Os problemas de A Novela das 8 são típicos do cinema nacional. Se o delfonauta pensou em atuações, acertou: elas são ruins demais. Alguns poucos atores até se saem bem com o tempo, como as protagonistas Cláudia Ohana e Vanessa Giácomo, mas isso deixa tudo mais estranho, porque coloca performances boas e ruins nas mesmas cenas.
Tecnicamente, o filme também deixa a dever em vários aspectos. Algumas cenas foram muito mal filmadas, em especial alguns planos próximos dos personagens. Fora isso, o longa começa bem fraco e leva um tempo para engrenar.
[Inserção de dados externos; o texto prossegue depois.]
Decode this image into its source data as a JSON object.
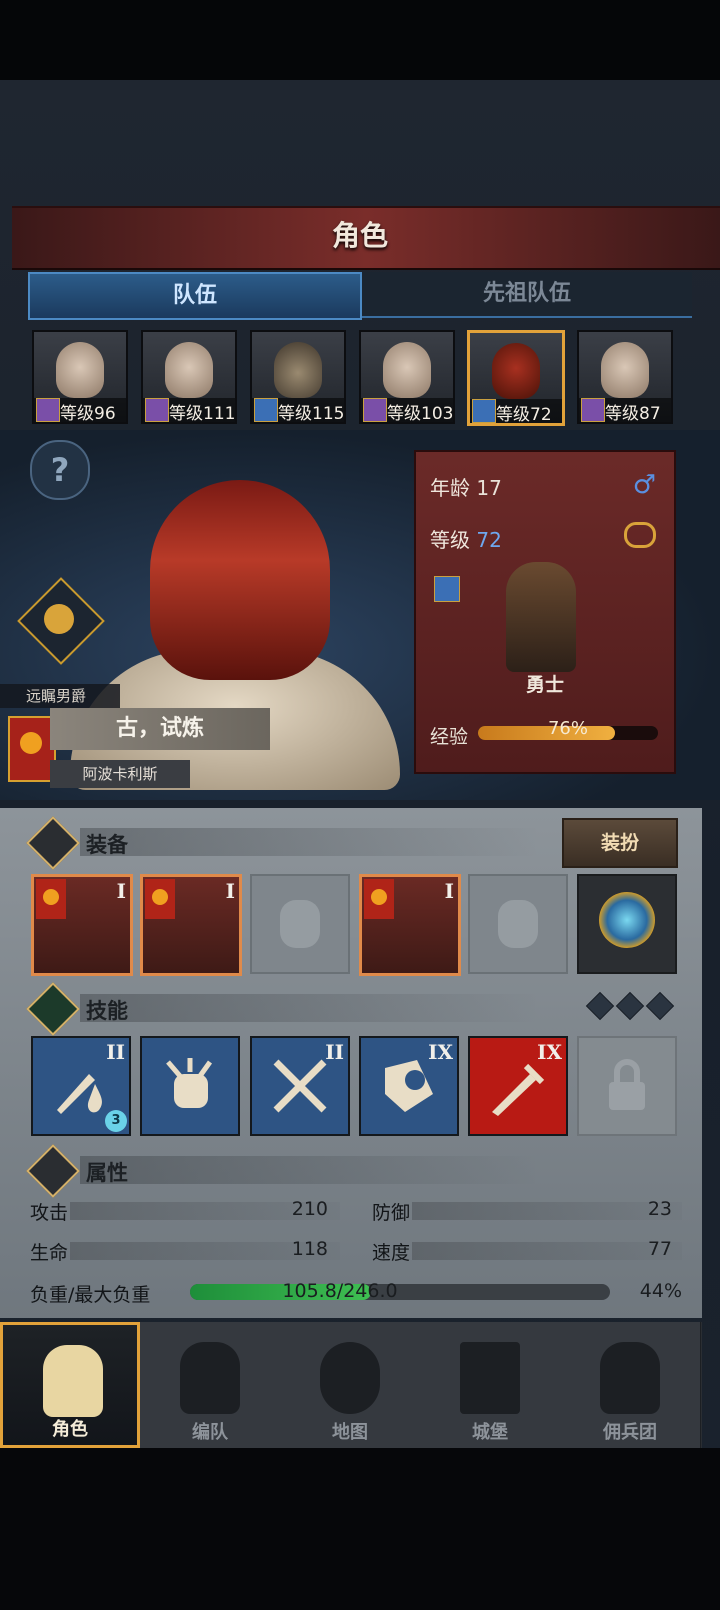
{
  "header": {
    "title": "角色"
  },
  "tabs": [
    {
      "label": "队伍",
      "active": true
    },
    {
      "label": "先祖队伍",
      "active": false
    }
  ],
  "party": [
    {
      "level": "等级96",
      "class_icon": "staff-icon"
    },
    {
      "level": "等级111",
      "class_icon": "staff-icon"
    },
    {
      "level": "等级115",
      "class_icon": "sword-icon"
    },
    {
      "level": "等级103",
      "class_icon": "staff-icon"
    },
    {
      "level": "等级72",
      "class_icon": "sword-icon",
      "selected": true
    },
    {
      "level": "等级87",
      "class_icon": "staff-icon"
    }
  ],
  "hero": {
    "rank_title": "远瞩男爵",
    "name": "古，试炼",
    "origin": "阿波卡利斯"
  },
  "card": {
    "age_label": "年龄",
    "age_value": "17",
    "level_label": "等级",
    "level_value": "72",
    "class_name": "勇士",
    "xp_label": "经验",
    "xp_text": "76%",
    "xp_fraction": 0.76
  },
  "equipment": {
    "label": "装备",
    "dress_button": "装扮",
    "slots": [
      {
        "type": "item",
        "tier": "I"
      },
      {
        "type": "item",
        "tier": "I"
      },
      {
        "type": "empty",
        "icon": "helmet-icon"
      },
      {
        "type": "item",
        "tier": "I"
      },
      {
        "type": "empty",
        "icon": "boots-icon"
      },
      {
        "type": "ring"
      }
    ]
  },
  "skills": {
    "label": "技能",
    "slots": [
      {
        "tier": "II",
        "color": "#2e5484",
        "icon": "sword-drop-icon",
        "badge": "3"
      },
      {
        "tier": "",
        "color": "#2e5484",
        "icon": "fist-icon"
      },
      {
        "tier": "II",
        "color": "#2e5484",
        "icon": "crossed-swords-icon"
      },
      {
        "tier": "IX",
        "color": "#2e5484",
        "icon": "shield-burst-icon"
      },
      {
        "tier": "IX",
        "color": "#b81a14",
        "icon": "sword-icon"
      },
      {
        "tier": "",
        "icon": "lock-icon",
        "locked": true
      }
    ]
  },
  "attributes": {
    "label": "属性",
    "attack_label": "攻击",
    "attack_value": "210",
    "defense_label": "防御",
    "defense_value": "23",
    "hp_label": "生命",
    "hp_value": "118",
    "speed_label": "速度",
    "speed_value": "77",
    "load_label": "负重/最大负重",
    "load_text": "105.8/246.0",
    "load_percent": "44%",
    "load_fraction": 0.43
  },
  "nav": [
    {
      "label": "角色",
      "selected": true
    },
    {
      "label": "编队"
    },
    {
      "label": "地图"
    },
    {
      "label": "城堡"
    },
    {
      "label": "佣兵团"
    }
  ]
}
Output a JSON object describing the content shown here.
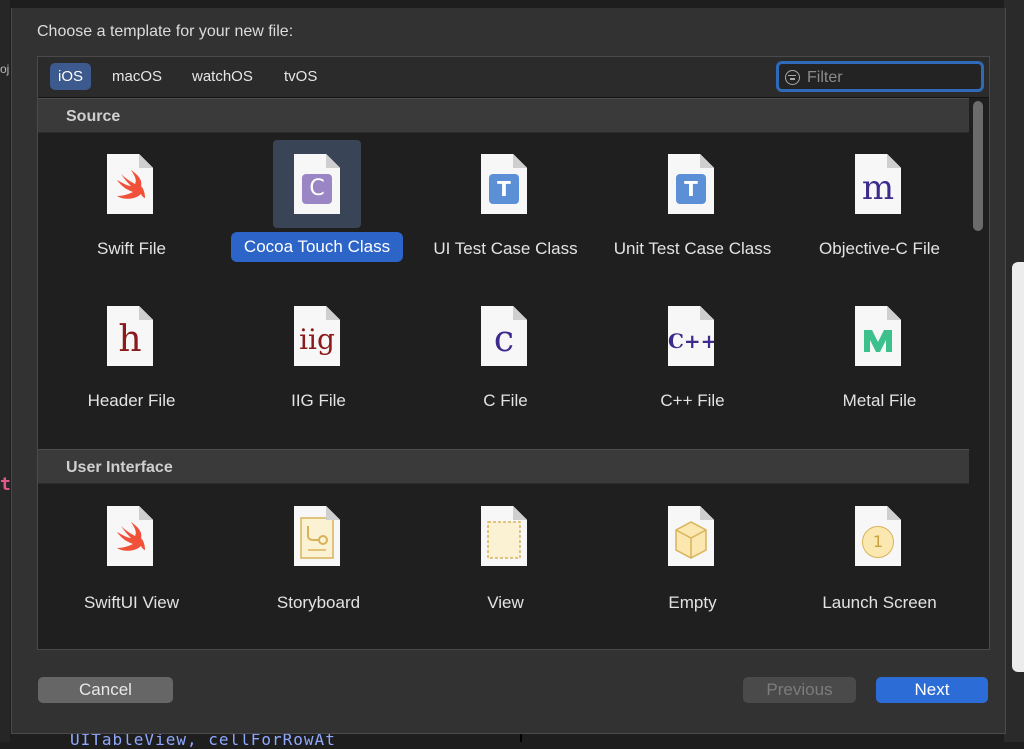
{
  "dialog": {
    "prompt": "Choose a template for your new file:",
    "filter_placeholder": "Filter"
  },
  "platform_tabs": [
    {
      "label": "iOS",
      "selected": true
    },
    {
      "label": "macOS",
      "selected": false
    },
    {
      "label": "watchOS",
      "selected": false
    },
    {
      "label": "tvOS",
      "selected": false
    }
  ],
  "sections": [
    {
      "title": "Source",
      "items": [
        {
          "label": "Swift File",
          "icon": "swift-icon"
        },
        {
          "label": "Cocoa Touch Class",
          "icon": "cocoa-touch-c-icon",
          "selected": true
        },
        {
          "label": "UI Test Case Class",
          "icon": "test-t-icon"
        },
        {
          "label": "Unit Test Case Class",
          "icon": "test-t-icon"
        },
        {
          "label": "Objective-C File",
          "icon": "objc-m-icon"
        },
        {
          "label": "Header File",
          "icon": "header-h-icon"
        },
        {
          "label": "IIG File",
          "icon": "iig-icon"
        },
        {
          "label": "C File",
          "icon": "c-icon"
        },
        {
          "label": "C++ File",
          "icon": "cpp-icon"
        },
        {
          "label": "Metal File",
          "icon": "metal-icon"
        }
      ]
    },
    {
      "title": "User Interface",
      "items": [
        {
          "label": "SwiftUI View",
          "icon": "swift-icon"
        },
        {
          "label": "Storyboard",
          "icon": "storyboard-icon"
        },
        {
          "label": "View",
          "icon": "view-icon"
        },
        {
          "label": "Empty",
          "icon": "empty-cube-icon"
        },
        {
          "label": "Launch Screen",
          "icon": "launch-screen-icon"
        }
      ]
    }
  ],
  "glyphs": {
    "c": "C",
    "t": "T",
    "m": "m",
    "h": "h",
    "iig": "iig",
    "cfile": "c",
    "cpp": "C++",
    "launch": "1"
  },
  "buttons": {
    "cancel": "Cancel",
    "previous": "Previous",
    "next": "Next"
  },
  "background": {
    "code_fragment": "UITableView, cellForRowAt",
    "left_fragment": "oj",
    "left_mark": "t"
  },
  "colors": {
    "accent": "#2c64c8",
    "swift": "#f05138",
    "objc_purple": "#3d2a8c",
    "header_red": "#8b1a1a",
    "metal_green": "#3cc08c"
  }
}
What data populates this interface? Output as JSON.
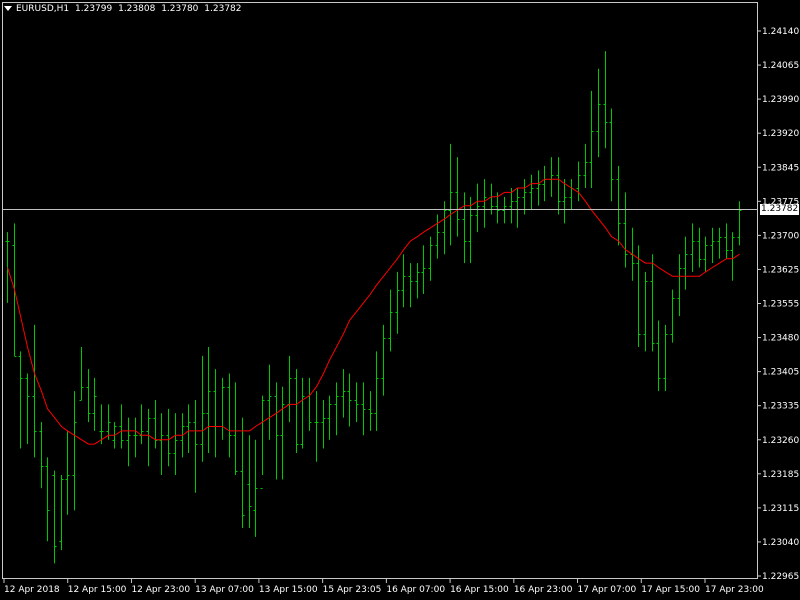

Quando pega no tranco, é um drama razoável com vários momentos engraçados (a prostituta Amanda é um ótimo alívio cômico), mas falta um pouco mais de emoção e dinamismo na narrativa.
A Novela das 8 foi escrito, produzido e dirigido por Odilon Rocha, e provavelmente por isso, dá para sentir que o trabalho tem um olhar carinhoso para o final da década de 70. É extremamente difícil indicá-lo para qualquer nerd. Mas sua mãe vai gostar muito dele. Sua avó também. O filme é irregular, então só vale a pena assistir se você tiver muito interesse no assunto abordado.
Curiosidades:
– O Mathias (André Ramiro) de Tropa de Elite aparece aqui e está praticamente irreconhecível.
– Cláudia Ohana foi figurante na novela Dancin’ Days e teve interesse em ser atriz por causa dessa experiência.